El hombre intentó saltar la cerca justo antes de que amaneciera. Había llorado toda la noche y y sus ojos, enrojecidos, le daban un aspecto desquiciado. Esto, unido a una fiebre imprevista sin causa evidente, lo había mantenido despierto cuando más necesitaba descansar. Ahora, no le quedaba más remedio que dar el salto, que llevar a cabo el plan que había elaborado durante casi un año.

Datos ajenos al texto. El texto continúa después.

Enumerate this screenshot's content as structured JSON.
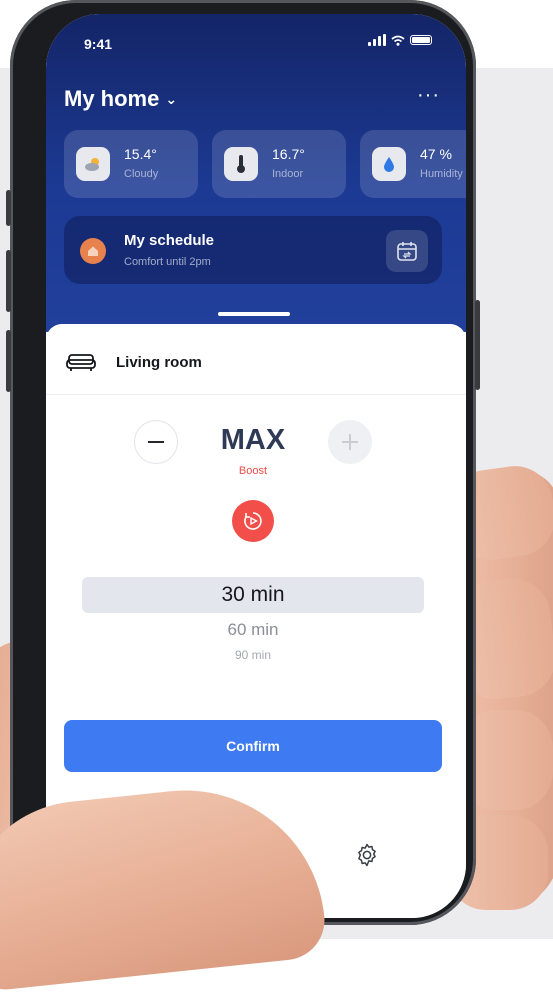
{
  "status_bar": {
    "time": "9:41"
  },
  "header": {
    "title": "My home",
    "more_glyph": "···"
  },
  "weather_cards": [
    {
      "value": "15.4°",
      "label": "Cloudy",
      "icon": "cloud-sun-icon"
    },
    {
      "value": "16.7°",
      "label": "Indoor",
      "icon": "thermometer-icon"
    },
    {
      "value": "47 %",
      "label": "Humidity",
      "icon": "droplet-icon"
    }
  ],
  "schedule": {
    "title": "My schedule",
    "subtitle": "Comfort until 2pm"
  },
  "room": {
    "label": "Living room"
  },
  "mode": {
    "value": "MAX",
    "sub": "Boost"
  },
  "picker": {
    "options": [
      "30 min",
      "60 min",
      "90 min"
    ],
    "selected": "30 min"
  },
  "actions": {
    "confirm": "Confirm"
  },
  "colors": {
    "header_bg": "#1c3a94",
    "accent": "#3e7bf2",
    "boost": "#f24f4a"
  }
}
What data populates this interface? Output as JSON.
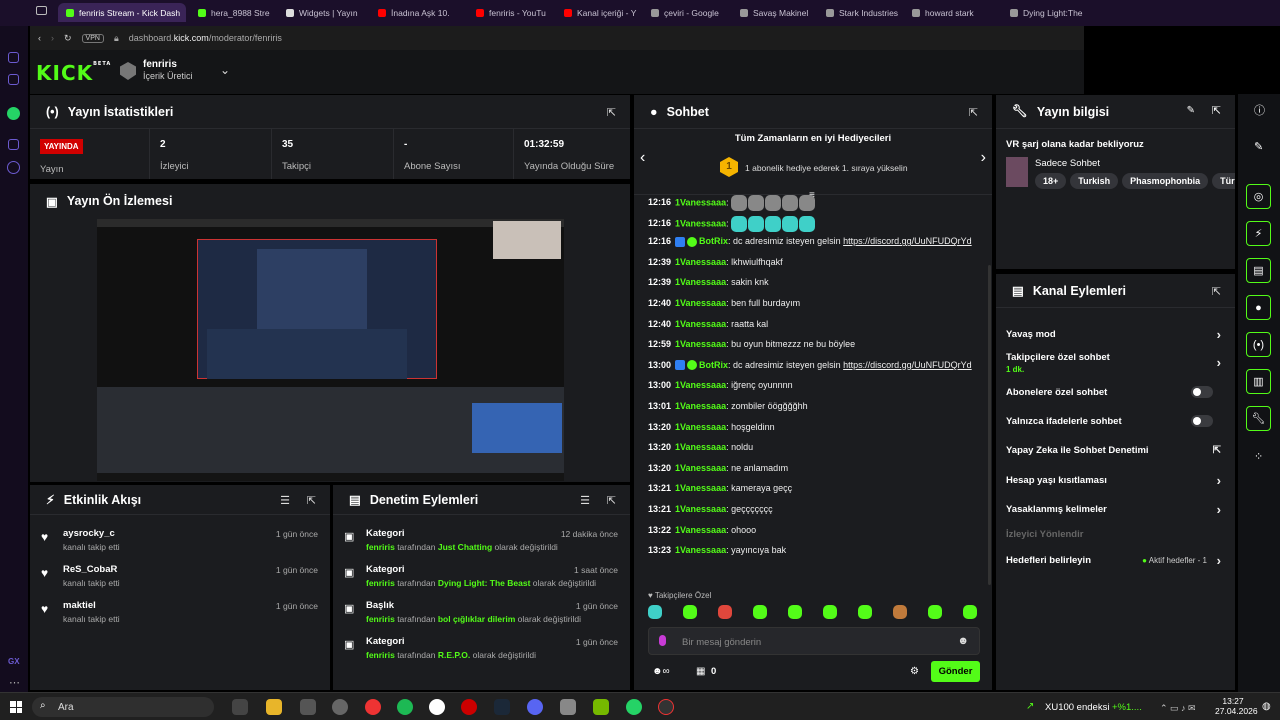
{
  "browser": {
    "tabs": [
      {
        "label": "fenriris Stream - Kick Dash",
        "color": "#53fc18",
        "active": true
      },
      {
        "label": "hera_8988 Stre",
        "color": "#53fc18"
      },
      {
        "label": "Widgets | Yayın",
        "color": "#dddddd"
      },
      {
        "label": "İnadına Aşk 10.",
        "color": "#ff0000"
      },
      {
        "label": "fenriris - YouTu",
        "color": "#ff0000"
      },
      {
        "label": "Kanal içeriği - Y",
        "color": "#ff0000"
      },
      {
        "label": "çeviri - Google",
        "color": "#999999"
      },
      {
        "label": "Savaş Makinel",
        "color": "#999999"
      },
      {
        "label": "Stark Industries",
        "color": "#999999"
      },
      {
        "label": "howard stark",
        "color": "#999999"
      },
      {
        "label": "Dying Light:The",
        "color": "#999999"
      }
    ],
    "vpn_label": "VPN",
    "url_prefix": "dashboard.",
    "url_domain": "kick.com",
    "url_path": "/moderator/fenriris"
  },
  "header": {
    "logo": "KICK",
    "logo_badge": "BETA",
    "channel_name": "fenriris",
    "channel_role": "İçerik Üretici"
  },
  "stats": {
    "title": "Yayın İstatistikleri",
    "live_badge": "YAYINDA",
    "items": [
      {
        "value": "",
        "label": "Yayın"
      },
      {
        "value": "2",
        "label": "İzleyici"
      },
      {
        "value": "35",
        "label": "Takipçi"
      },
      {
        "value": "-",
        "label": "Abone Sayısı"
      },
      {
        "value": "01:32:59",
        "label": "Yayında Olduğu Süre"
      }
    ]
  },
  "preview": {
    "title": "Yayın Ön İzlemesi"
  },
  "activity": {
    "title": "Etkinlik Akışı",
    "items": [
      {
        "user": "aysrocky_c",
        "action": "kanalı takip etti",
        "time": "1 gün önce"
      },
      {
        "user": "ReS_CobaR",
        "action": "kanalı takip etti",
        "time": "1 gün önce"
      },
      {
        "user": "maktiel",
        "action": "kanalı takip etti",
        "time": "1 gün önce"
      }
    ]
  },
  "moderation": {
    "title": "Denetim Eylemleri",
    "items": [
      {
        "type": "Kategori",
        "user": "fenriris",
        "mid": " tarafından ",
        "value": "Just Chatting",
        "end": " olarak değiştirildi",
        "time": "12 dakika önce"
      },
      {
        "type": "Kategori",
        "user": "fenriris",
        "mid": " tarafından ",
        "value": "Dying Light: The Beast",
        "end": " olarak değiştirildi",
        "time": "1 saat önce"
      },
      {
        "type": "Başlık",
        "user": "fenriris",
        "mid": " tarafından ",
        "value": "bol çığlıklar dilerim",
        "end": " olarak değiştirildi",
        "time": "1 gün önce"
      },
      {
        "type": "Kategori",
        "user": "fenriris",
        "mid": " tarafından ",
        "value": "R.E.P.O.",
        "end": " olarak değiştirildi",
        "time": "1 gün önce"
      }
    ]
  },
  "chat": {
    "title": "Sohbet",
    "gifters_title": "Tüm Zamanların en iyi Hediyecileri",
    "gifters_rank": "1",
    "gifters_sub": "1 abonelik hediye ederek 1. sıraya yükselin",
    "messages": [
      {
        "time": "12:16",
        "user": "1Vanessaaa",
        "text": "",
        "emotes": "ggggg"
      },
      {
        "time": "12:16",
        "user": "1Vanessaaa",
        "text": "",
        "emotes": "ccccc"
      },
      {
        "time": "12:16",
        "user": "BotRix",
        "text": "dc adresimiz isteyen gelsin ",
        "link": "https://discord.gg/UuNFUDQrYd",
        "bot": true
      },
      {
        "time": "12:39",
        "user": "1Vanessaaa",
        "text": "lkhwiulfhqakf"
      },
      {
        "time": "12:39",
        "user": "1Vanessaaa",
        "text": "sakin knk"
      },
      {
        "time": "12:40",
        "user": "1Vanessaaa",
        "text": "ben full burdayım"
      },
      {
        "time": "12:40",
        "user": "1Vanessaaa",
        "text": "raatta kal"
      },
      {
        "time": "12:59",
        "user": "1Vanessaaa",
        "text": "bu oyun bitmezzz ne bu böylee"
      },
      {
        "time": "13:00",
        "user": "BotRix",
        "text": "dc adresimiz isteyen gelsin ",
        "link": "https://discord.gg/UuNFUDQrYd",
        "bot": true
      },
      {
        "time": "13:00",
        "user": "1Vanessaaa",
        "text": "iğrenç oyunnnn"
      },
      {
        "time": "13:01",
        "user": "1Vanessaaa",
        "text": "zombiler öögğğğhh"
      },
      {
        "time": "13:20",
        "user": "1Vanessaaa",
        "text": "hoşgeldinn"
      },
      {
        "time": "13:20",
        "user": "1Vanessaaa",
        "text": "noldu"
      },
      {
        "time": "13:20",
        "user": "1Vanessaaa",
        "text": "ne anlamadım"
      },
      {
        "time": "13:21",
        "user": "1Vanessaaa",
        "text": "kameraya geçç"
      },
      {
        "time": "13:21",
        "user": "1Vanessaaa",
        "text": "geççççççç"
      },
      {
        "time": "13:22",
        "user": "1Vanessaaa",
        "text": "ohooo"
      },
      {
        "time": "13:23",
        "user": "1Vanessaaa",
        "text": "yayıncıya bak"
      }
    ],
    "followers_only_label": "Takipçilere Özel",
    "input_placeholder": "Bir mesaj gönderin",
    "counter_value": "0",
    "send_label": "Gönder",
    "emote_colors": [
      "#3fd0c8",
      "#53fc18",
      "#e0473c",
      "#53fc18",
      "#53fc18",
      "#53fc18",
      "#53fc18",
      "#c07a3b",
      "#53fc18",
      "#53fc18"
    ]
  },
  "stream_info": {
    "title": "Yayın bilgisi",
    "stream_title": "VR şarj olana kadar bekliyoruz",
    "category": "Sadece Sohbet",
    "tags": [
      "18+",
      "Turkish",
      "Phasmophonbia",
      "Türk"
    ]
  },
  "channel_actions": {
    "title": "Kanal Eylemleri",
    "items": [
      {
        "label": "Yavaş mod",
        "control": "chevron"
      },
      {
        "label": "Takipçilere özel sohbet",
        "sub": "1 dk.",
        "control": "chevron"
      },
      {
        "label": "Abonelere özel sohbet",
        "control": "toggle"
      },
      {
        "label": "Yalnızca ifadelerle sohbet",
        "control": "toggle"
      },
      {
        "label": "Yapay Zeka ile Sohbet Denetimi",
        "control": "external"
      },
      {
        "label": "Hesap yaşı kısıtlaması",
        "control": "chevron"
      },
      {
        "label": "Yasaklanmış kelimeler",
        "control": "chevron"
      },
      {
        "label": "İzleyici Yönlendir",
        "control": "disabled"
      },
      {
        "label": "Hedefleri belirleyin",
        "control": "chevron",
        "status": "Aktif hedefler - 1"
      }
    ]
  },
  "taskbar": {
    "search_placeholder": "Ara",
    "market_label": "XU100 endeksi",
    "market_change": "+%1....",
    "time": "13:27",
    "date": "27.04.2026"
  }
}
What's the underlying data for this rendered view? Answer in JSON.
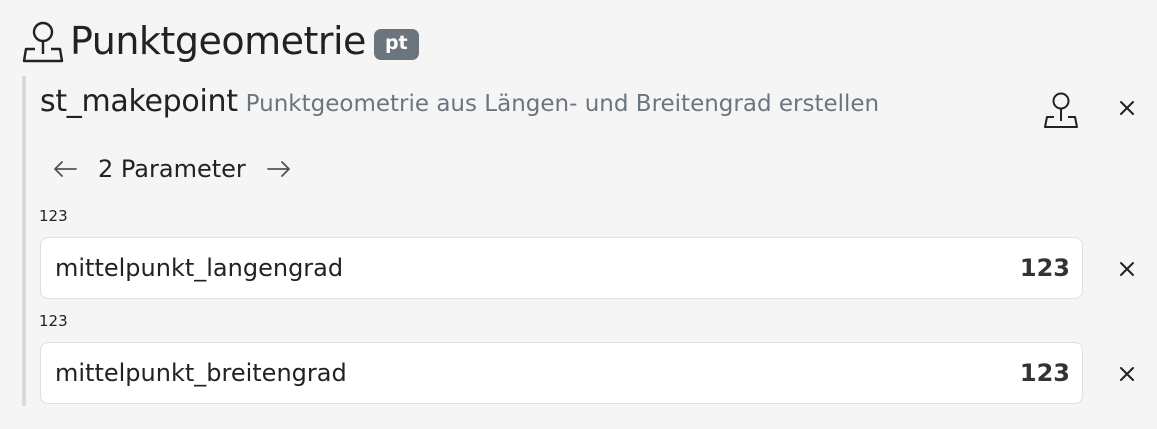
{
  "header": {
    "title": "Punktgeometrie",
    "badge": "pt",
    "icon": "map-pin-icon"
  },
  "function": {
    "name": "st_makepoint",
    "description": "Punktgeometrie aus Längen- und Breitengrad erstellen",
    "icon": "map-pin-icon",
    "close_icon": "close-icon"
  },
  "params_nav": {
    "label": "2 Parameter",
    "prev_icon": "arrow-left-icon",
    "next_icon": "arrow-right-icon"
  },
  "params": [
    {
      "type_label": "123",
      "value": "mittelpunkt_langengrad",
      "type_badge": "123"
    },
    {
      "type_label": "123",
      "value": "mittelpunkt_breitengrad",
      "type_badge": "123"
    }
  ],
  "colors": {
    "background": "#f5f5f6",
    "badge": "#6c757d",
    "muted_text": "#6c757d",
    "border": "#dcdfe3"
  }
}
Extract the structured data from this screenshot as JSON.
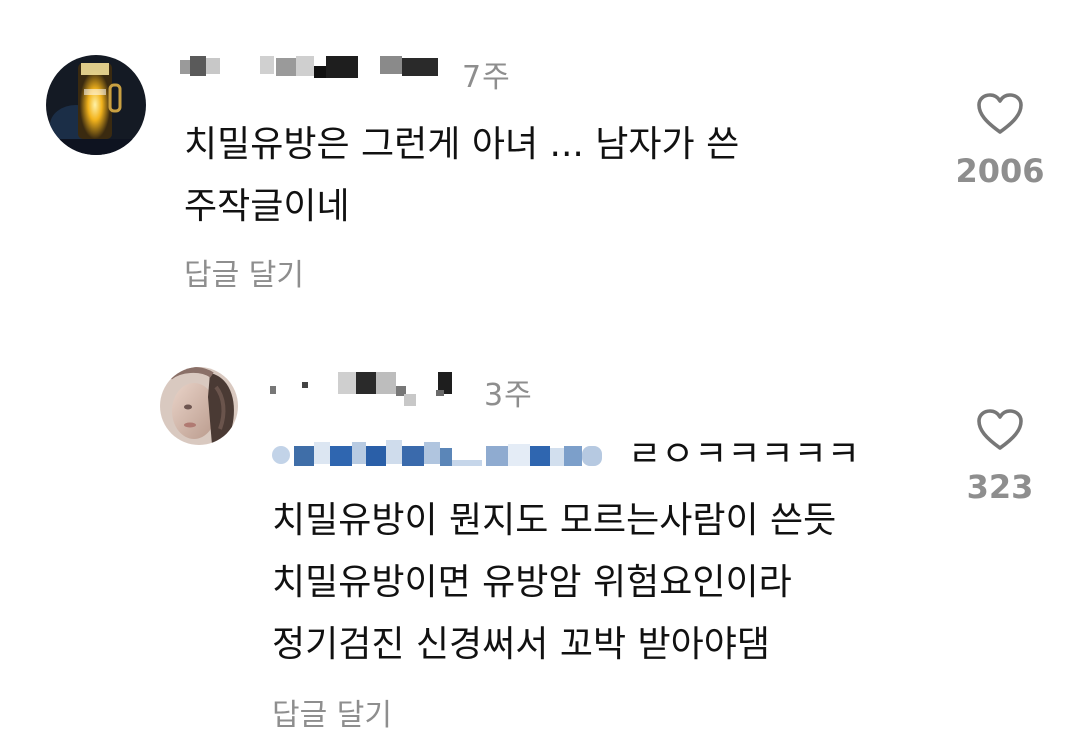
{
  "comments": [
    {
      "time": "7주",
      "text_lines": [
        "치밀유방은 그런게 아녀 ... 남자가 쓴",
        "주작글이네"
      ],
      "reply_label": "답글 달기",
      "like_count": "2006",
      "username_redacted": true,
      "avatar": "beer-glass-photo"
    },
    {
      "time": "3주",
      "mention_redacted": true,
      "text_lines": [
        "ㄹㅇㅋㅋㅋㅋㅋ",
        "치밀유방이 뭔지도 모르는사람이 쓴듯",
        "치밀유방이면 유방암 위험요인이라",
        "정기검진 신경써서 꼬박 받아야댐"
      ],
      "reply_label": "답글 달기",
      "like_count": "323",
      "username_redacted": true,
      "avatar": "portrait-photo"
    }
  ],
  "icons": {
    "like": "heart-outline-icon"
  },
  "colors": {
    "text": "#111111",
    "muted": "#8e8e8e",
    "mention": "#5b86b8",
    "background": "#ffffff"
  }
}
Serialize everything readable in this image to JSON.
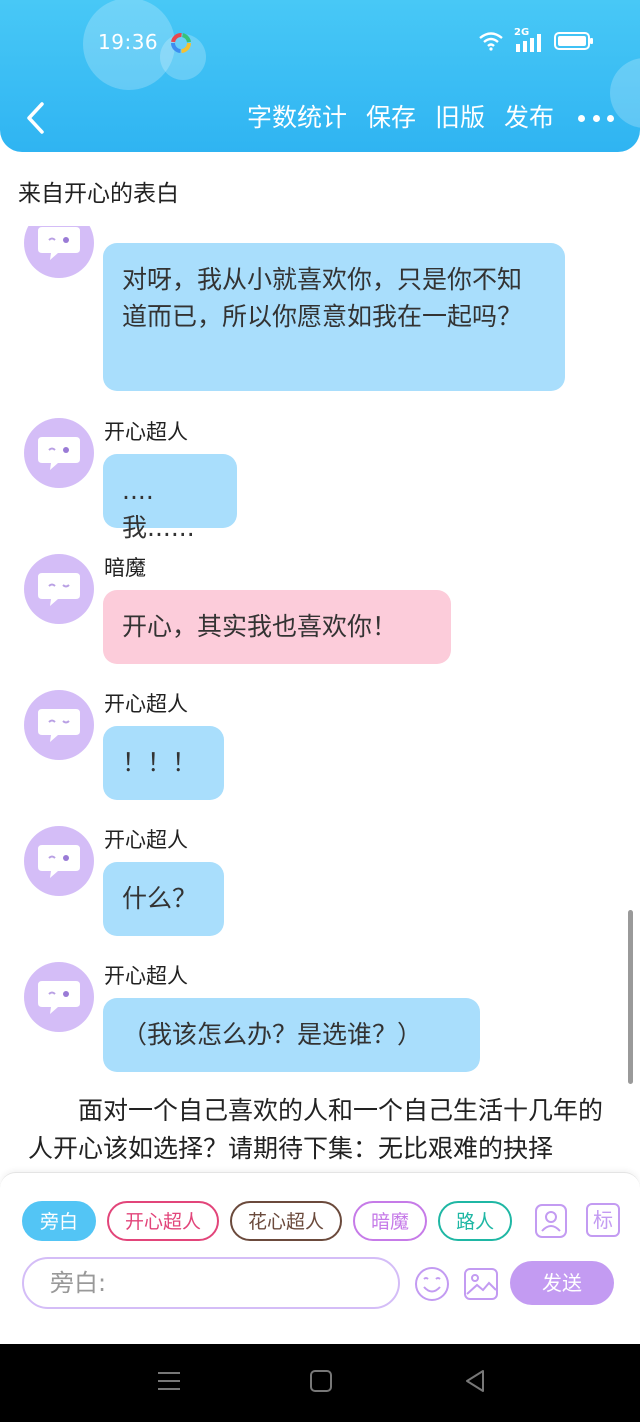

Era imposible no querer saltar. Del otro lado, se mostraba todos los días un pasto verde, un ambiente oxigenado, montañas azules y una multitud de extraños animales. Escuchaba sus sonidos, sus cantos de apareo, observaba sus danzas, sus armónicos movimientos, los veía felices en aquel valle de árboles frutales y flores de todo tipo.
Debía saltar.
Al chocar contra la pantalla electrónica del otro lado de la cerca, perdió el conocimiento.
Los vigilantes lo encontraron una semana más tarde, sangrando, casi muerto. Lo devolvieron no sin antes borrar todos los recuerdos y deseos que aún quedaban en su mente.
Volvería a intentarlo el año próximo. Pero para eso estaban ellos allí, para reintegrarlo a su dominio, al lugar que le pertenecía y al que pertenecía ya para siempre.